Pete Melvin

Personal information
- Full name: James Henry Melvin
- Nationality: American
- Born: January 11, 1962 (age 64) Jackson, Mississippi, United States

Sport
- Sport: Sailing

= Pete Melvin =

American sailor (born 1962)

Pete Melvin (born January 11, 1962) is an American sailor. He competed in the Tornado event at the 1988 Summer Olympics. Melvin is also a noted yacht designer with his partner Gino Morrelli as Morrelli and Melvin.

==Biography==
Melvin was born in Jackson, Mississippi in 1962. He spent his early years living in Florida. He gained a degree in aerospace engineering from Boston University after graduating in 1985. For five years, Melvin worked in aircraft design at McDonnell Douglas.

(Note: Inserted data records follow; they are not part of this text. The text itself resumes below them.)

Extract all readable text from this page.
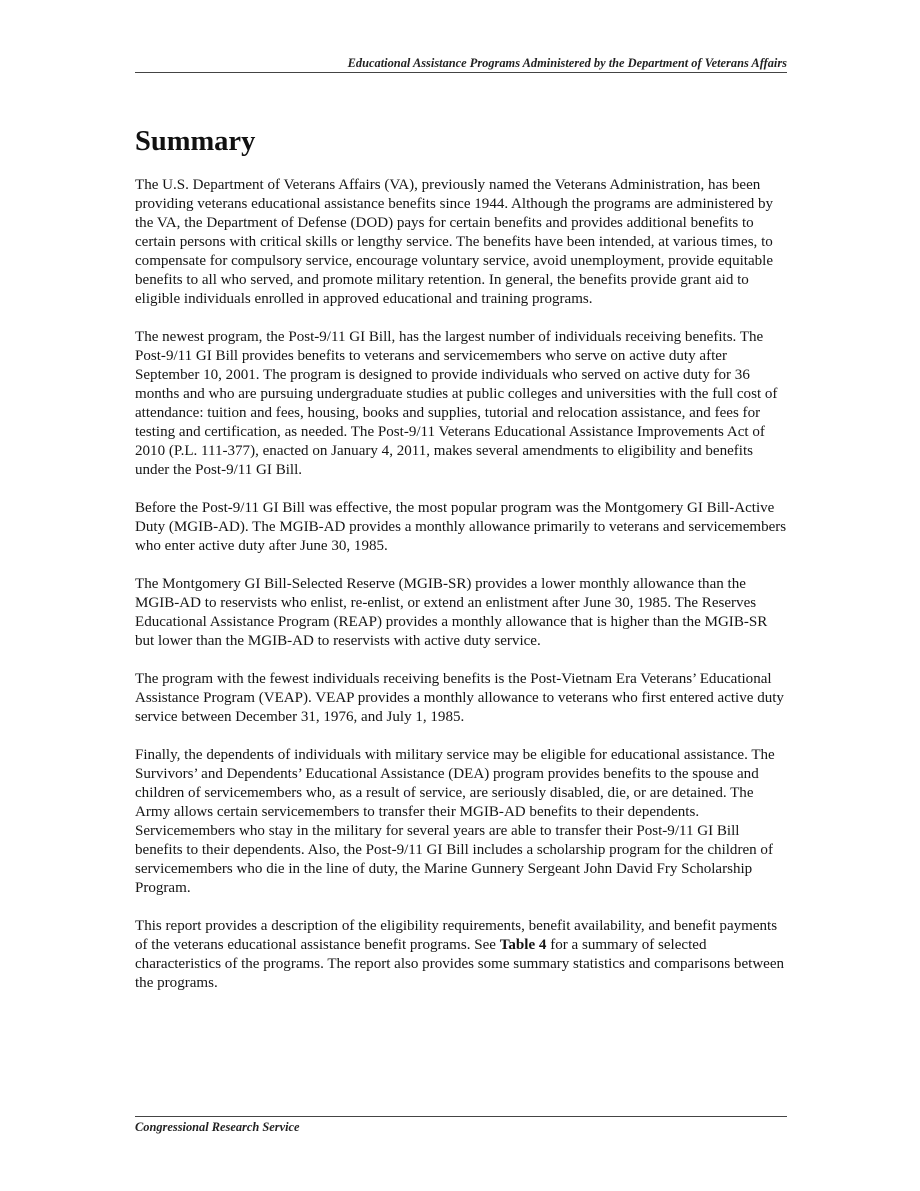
Educational Assistance Programs Administered by the Department of Veterans Affairs
Summary

The U.S. Department of Veterans Affairs (VA), previously named the Veterans Administration, has been providing veterans educational assistance benefits since 1944. Although the programs are administered by the VA, the Department of Defense (DOD) pays for certain benefits and provides additional benefits to certain persons with critical skills or lengthy service. The benefits have been intended, at various times, to compensate for compulsory service, encourage voluntary service, avoid unemployment, provide equitable benefits to all who served, and promote military retention. In general, the benefits provide grant aid to eligible individuals enrolled in approved educational and training programs.

The newest program, the Post-9/11 GI Bill, has the largest number of individuals receiving benefits. The Post-9/11 GI Bill provides benefits to veterans and servicemembers who serve on active duty after September 10, 2001. The program is designed to provide individuals who served on active duty for 36 months and who are pursuing undergraduate studies at public colleges and universities with the full cost of attendance: tuition and fees, housing, books and supplies, tutorial and relocation assistance, and fees for testing and certification, as needed. The Post-9/11 Veterans Educational Assistance Improvements Act of 2010 (P.L. 111-377), enacted on January 4, 2011, makes several amendments to eligibility and benefits under the Post-9/11 GI Bill.

Before the Post-9/11 GI Bill was effective, the most popular program was the Montgomery GI Bill-Active Duty (MGIB-AD). The MGIB-AD provides a monthly allowance primarily to veterans and servicemembers who enter active duty after June 30, 1985.

The Montgomery GI Bill-Selected Reserve (MGIB-SR) provides a lower monthly allowance than the MGIB-AD to reservists who enlist, re-enlist, or extend an enlistment after June 30, 1985. The Reserves Educational Assistance Program (REAP) provides a monthly allowance that is higher than the MGIB-SR but lower than the MGIB-AD to reservists with active duty service.

The program with the fewest individuals receiving benefits is the Post-Vietnam Era Veterans’ Educational Assistance Program (VEAP). VEAP provides a monthly allowance to veterans who first entered active duty service between December 31, 1976, and July 1, 1985.

Finally, the dependents of individuals with military service may be eligible for educational assistance. The Survivors’ and Dependents’ Educational Assistance (DEA) program provides benefits to the spouse and children of servicemembers who, as a result of service, are seriously disabled, die, or are detained. The Army allows certain servicemembers to transfer their MGIB-AD benefits to their dependents. Servicemembers who stay in the military for several years are able to transfer their Post-9/11 GI Bill benefits to their dependents. Also, the Post-9/11 GI Bill includes a scholarship program for the children of servicemembers who die in the line of duty, the Marine Gunnery Sergeant John David Fry Scholarship Program.

This report provides a description of the eligibility requirements, benefit availability, and benefit payments of the veterans educational assistance benefit programs. See Table 4 for a summary of selected characteristics of the programs. The report also provides some summary statistics and comparisons between the programs.

Congressional Research Service
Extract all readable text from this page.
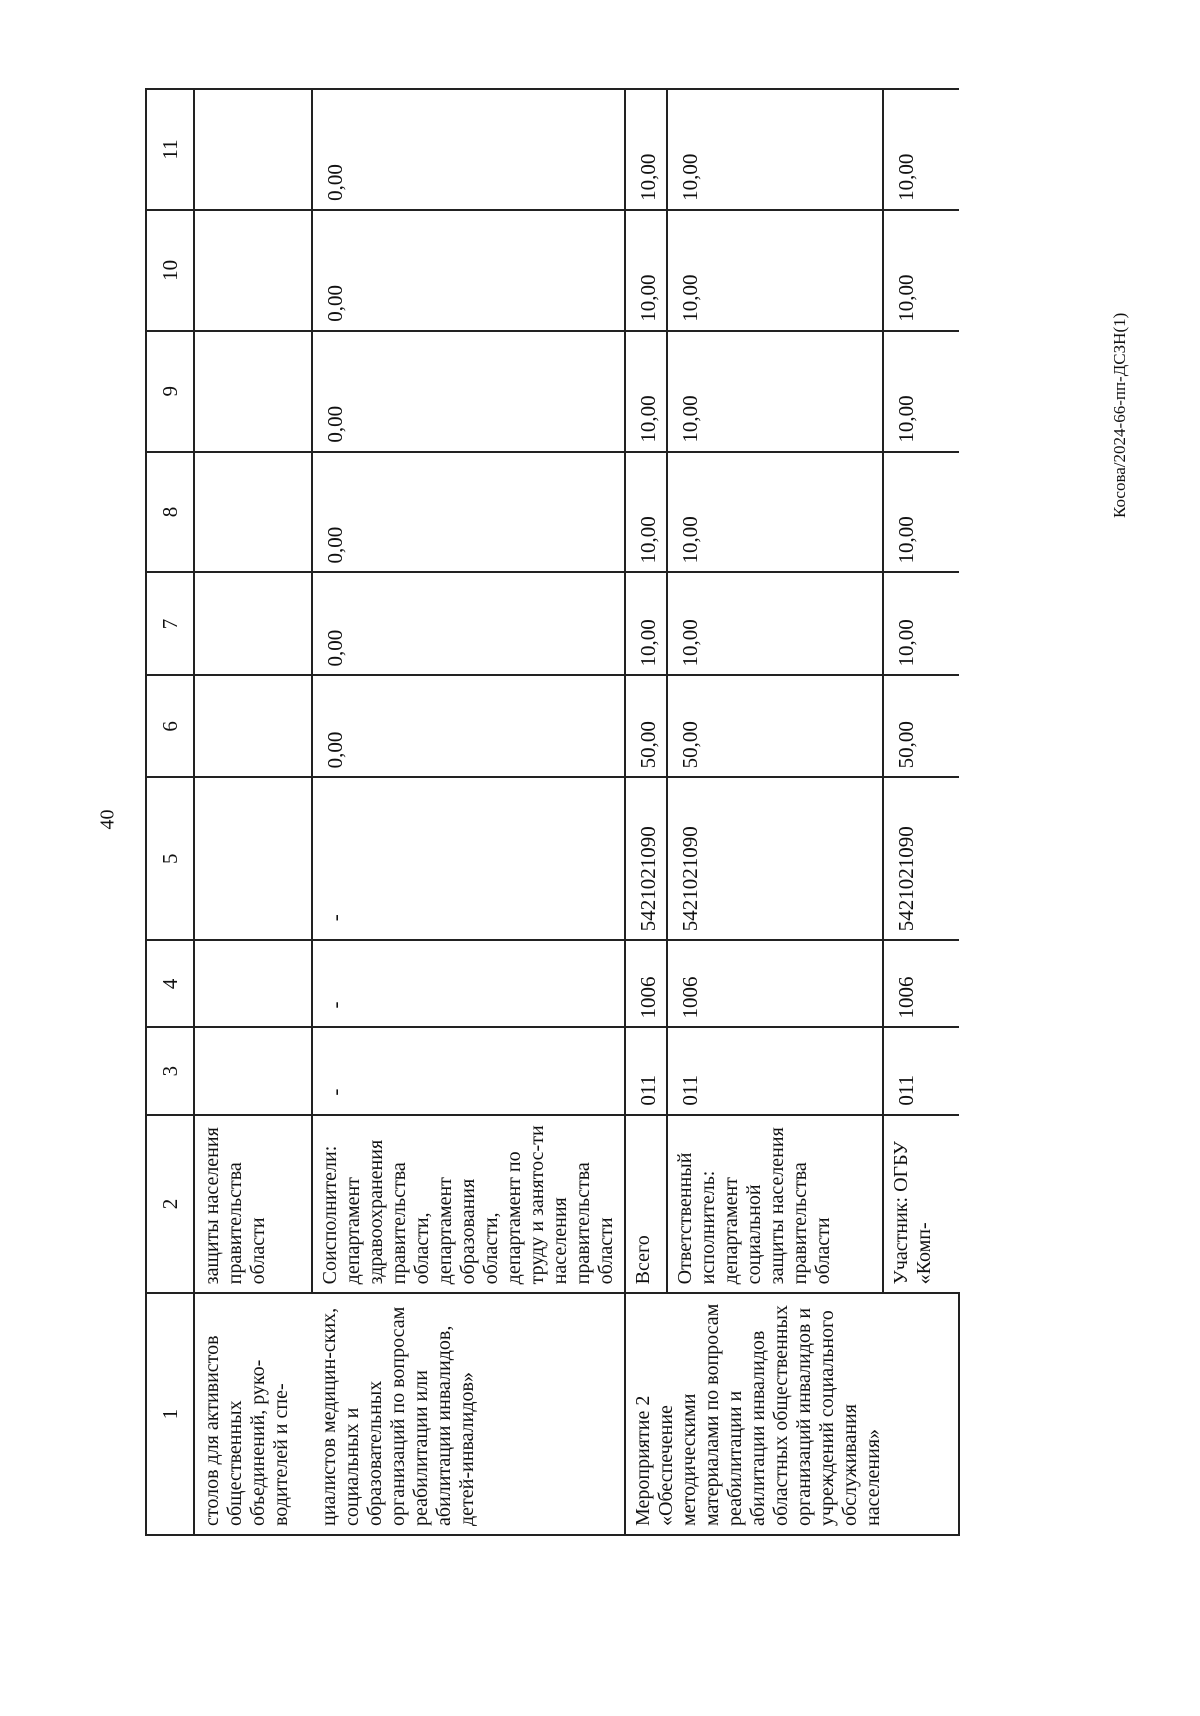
40
Косова/2024-66-пп-ДСЗН(1)
1	2	3	4	5	6	7	8	9	10	11
столов для активистов общественных объединений, руко-водителей и спе-	защиты населения правительства области									
циалистов медицин-ских, социальных и образовательных организаций по вопросам реабилитации или абилитации инвалидов, детей-инвалидов»	Соисполнители: департамент здравоохранения правительства области, департамент образования области, департамент по труду и занятос-ти населения правительства области	-	-	-	0,00	0,00	0,00	0,00	0,00	0,00
Мероприятие 2 «Обеспечение методическими материалами по вопросам реабилитации и абилитации инвалидов областных общественных организаций инвалидов и учреждений социального обслуживания населения»	Всего	011	1006	5421021090	50,00	10,00	10,00	10,00	10,00	10,00
	Ответственный исполнитель: департамент социальной защиты населения правительства области	011	1006	5421021090	50,00	10,00	10,00	10,00	10,00	10,00
	Участник: ОГБУ «Комп-	011	1006	5421021090	50,00	10,00	10,00	10,00	10,00	10,00
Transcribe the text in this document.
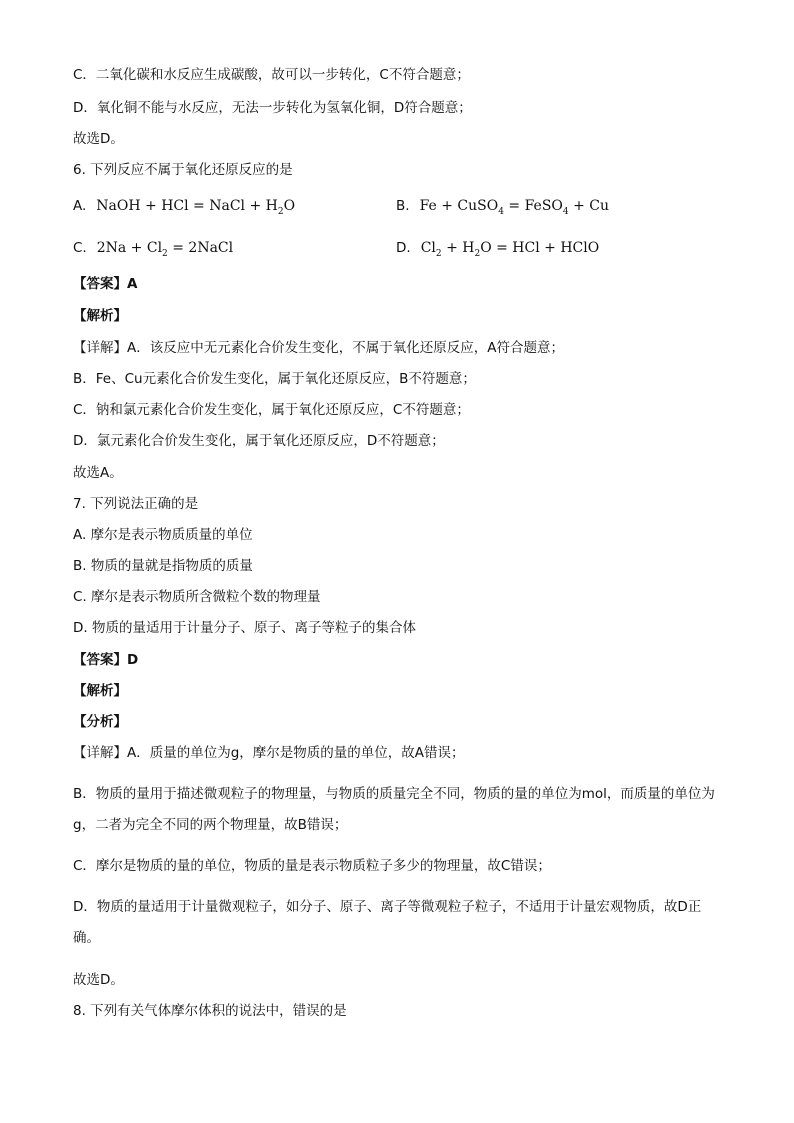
C．二氧化碳和水反应生成碳酸，故可以一步转化，C不符合题意；
D．氧化铜不能与水反应，无法一步转化为氢氧化铜，D符合题意；
故选D。
6. 下列反应不属于氧化还原反应的是
A. NaOH + HCl = NaCl + $H_2O$	B. Fe + CuSO$_4$ = FeSO$_4$ + Cu
C. $2Na + Cl_2$ = 2NaCl	D. $Cl_2 + H_2O$ = HCl + HClO
【答案】A
【解析】
【详解】A．该反应中无元素化合价发生变化，不属于氧化还原反应，A符合题意；
B．Fe、Cu元素化合价发生变化，属于氧化还原反应，B不符题意；
C．钠和氯元素化合价发生变化，属于氧化还原反应，C不符题意；
D．氯元素化合价发生变化，属于氧化还原反应，D不符题意；
故选A。
7. 下列说法正确的是
A. 摩尔是表示物质质量的单位
B. 物质的量就是指物质的质量
C. 摩尔是表示物质所含微粒个数的物理量
D. 物质的量适用于计量分子、原子、离子等粒子的集合体
【答案】D
【解析】
【分析】
【详解】A．质量的单位为g，摩尔是物质的量的单位，故A错误；
B．物质的量用于描述微观粒子的物理量，与物质的质量完全不同，物质的量的单位为mol，而质量的单位为g，二者为完全不同的两个物理量，故B错误；
C．摩尔是物质的量的单位，物质的量是表示物质粒子多少的物理量，故C错误；
D．物质的量适用于计量微观粒子，如分子、原子、离子等微观粒子粒子，不适用于计量宏观物质，故D正确。
故选D。
8. 下列有关气体摩尔体积的说法中，错误的是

Melvin competed in trials for the 1976 Summer Olympics, 1980 Summer Olympics, and the 1984 Summer Olympics. At the 1988 Summer Olympics in Seoul, Melvin competed in the Tornado event, finishing in 14th place. Between 1997 and 2005, Melvin won three World Championships, and he has also won 25 national titles.

In 1994, along with Gino Morrelli, Melvin designed the Hobie Wave catamaran. In 2010, they were both part of the team that built the USA-17 racing trimaran which went on to win the 2010 America's Cup. Melvin was also involved in writing the AC72 and AC62 rules used in the America's Cup.

Melvin has also competed in races with his son, James.